The Parameterized Complexity of Graph Cyclability

TL;DR

This paper investigates the computational complexity of determining the cyclability of graphs, proving hardness results and providing an fixed-parameter tractable algorithm for planar graphs based on advanced graph-theoretic techniques.

Contribution

It establishes the parameterized hardness of the cyclability problem and introduces an FPT algorithm for planar graphs using novel graph-theoretic insights.

Findings

Cyclability problem is co-W[1]-hard when parameterized by k.
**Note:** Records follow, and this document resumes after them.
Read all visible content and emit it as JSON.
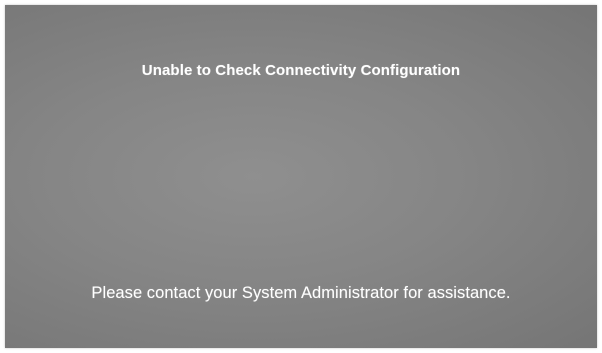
{
  "screen": {
    "title": "Unable to Check Connectivity Configuration",
    "message": "Please contact your System Administrator for assistance.",
    "background_color": "#868686",
    "text_color": "#ffffff"
  }
}
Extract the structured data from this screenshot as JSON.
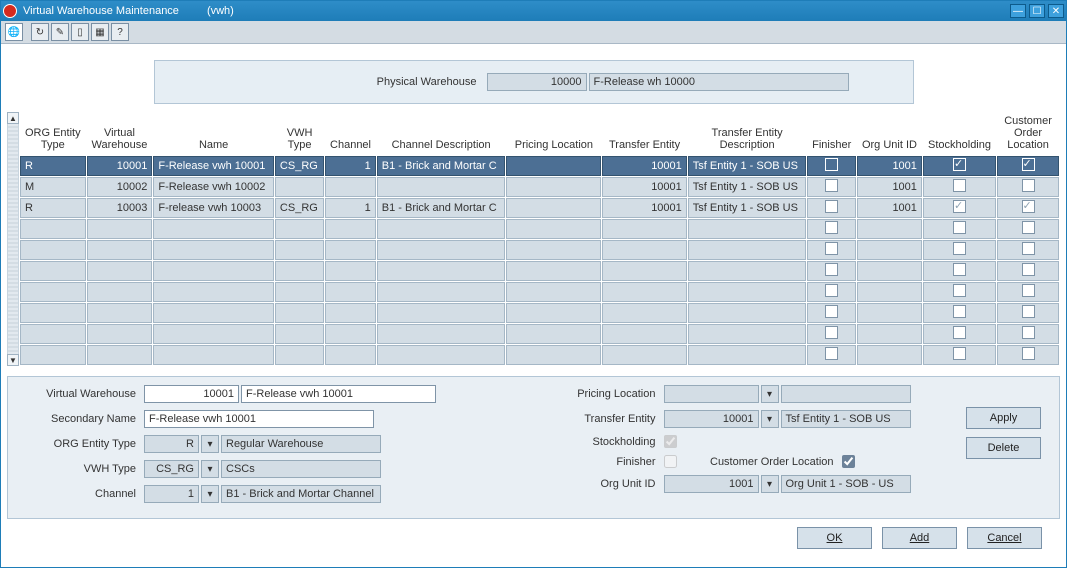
{
  "window": {
    "title": "Virtual Warehouse Maintenance",
    "subtitle": "(vwh)"
  },
  "toolbar": {
    "icons": [
      "globe",
      "refresh",
      "note",
      "layout",
      "grid",
      "help",
      "query"
    ]
  },
  "physical": {
    "label": "Physical Warehouse",
    "id": "10000",
    "desc": "F-Release wh 10000"
  },
  "columns": {
    "org_entity_type": "ORG Entity\nType",
    "virtual_warehouse": "Virtual\nWarehouse",
    "name": "Name",
    "vwh_type": "VWH\nType",
    "channel": "Channel",
    "channel_desc": "Channel Description",
    "pricing_loc": "Pricing Location",
    "transfer_entity": "Transfer Entity",
    "transfer_entity_desc": "Transfer Entity\nDescription",
    "finisher": "Finisher",
    "org_unit_id": "Org Unit ID",
    "stockholding": "Stockholding",
    "cust_order_loc": "Customer\nOrder\nLocation"
  },
  "rows": [
    {
      "org": "R",
      "vw": "10001",
      "name": "F-Release vwh 10001",
      "vwh": "CS_RG",
      "ch": "1",
      "chdesc": "B1 - Brick and Mortar C",
      "ploc": "",
      "te": "10001",
      "tedesc": "Tsf Entity 1 - SOB US",
      "fin": false,
      "ouid": "1001",
      "stock": true,
      "col": true,
      "sel": true
    },
    {
      "org": "M",
      "vw": "10002",
      "name": "F-Release vwh 10002",
      "vwh": "",
      "ch": "",
      "chdesc": "",
      "ploc": "",
      "te": "10001",
      "tedesc": "Tsf Entity 1 - SOB US",
      "fin": false,
      "ouid": "1001",
      "stock": false,
      "col": false,
      "sel": false
    },
    {
      "org": "R",
      "vw": "10003",
      "name": "F-release vwh 10003",
      "vwh": "CS_RG",
      "ch": "1",
      "chdesc": "B1 - Brick and Mortar C",
      "ploc": "",
      "te": "10001",
      "tedesc": "Tsf Entity 1 - SOB US",
      "fin": false,
      "ouid": "1001",
      "stock": true,
      "col": true,
      "sel": false
    }
  ],
  "form": {
    "l": {
      "virtual_warehouse_label": "Virtual Warehouse",
      "virtual_warehouse_id": "10001",
      "virtual_warehouse_name": "F-Release vwh 10001",
      "secondary_name_label": "Secondary Name",
      "secondary_name": "F-Release vwh 10001",
      "org_entity_label": "ORG Entity Type",
      "org_entity_code": "R",
      "org_entity_desc": "Regular Warehouse",
      "vwh_type_label": "VWH Type",
      "vwh_type_code": "CS_RG",
      "vwh_type_desc": "CSCs",
      "channel_label": "Channel",
      "channel_id": "1",
      "channel_desc": "B1 - Brick and Mortar Channel"
    },
    "r": {
      "pricing_loc_label": "Pricing Location",
      "pricing_loc": "",
      "pricing_loc_desc": "",
      "transfer_entity_label": "Transfer Entity",
      "transfer_entity_id": "10001",
      "transfer_entity_desc": "Tsf Entity 1 - SOB US",
      "stockholding_label": "Stockholding",
      "finisher_label": "Finisher",
      "col_label": "Customer Order Location",
      "org_unit_label": "Org Unit ID",
      "org_unit_id": "1001",
      "org_unit_desc": "Org Unit 1 - SOB - US"
    }
  },
  "buttons": {
    "apply": "Apply",
    "delete": "Delete",
    "ok": "OK",
    "ok_u": "O",
    "add": "Add",
    "add_u": "A",
    "cancel": "Cancel",
    "cancel_u": "C"
  }
}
No polynomial kernel exists for planar graphs unless NP ⊆ co-NP/poly.

An FPT algorithm for planar graphs with runtime 2^{2^{O(k^2 log k)}}·n^2.

Abstract

The cyclability of a graph is the maximum integer $k$ for which every $k$ vertices lie on a cycle. The algorithmic version of the problem, given a graph $G$ and a non-negative integer $k,$ decide whether the cyclability of $G$ is at least $k,$ is {\sf NP}-hard. We study the parametrized complexity of this problem. We prove that this problem, parameterized by $k,$ is ${\sf co\mbox{-}W[1]}$-hard and that its does not admit a polynomial kernel on planar graphs, unless ${\sf NP}\subseteq{\sf co}\mbox{-}{\sf NP}/{\sf poly}$. On the positive side, we give an {\sf FPT} algorithm for planar graphs that runs in time $2^{2^{O(k^2\log k)}}\cdot n^2$. Our algorithm is based on a series of graph-theoretical results on cyclic linkages in planar graphs.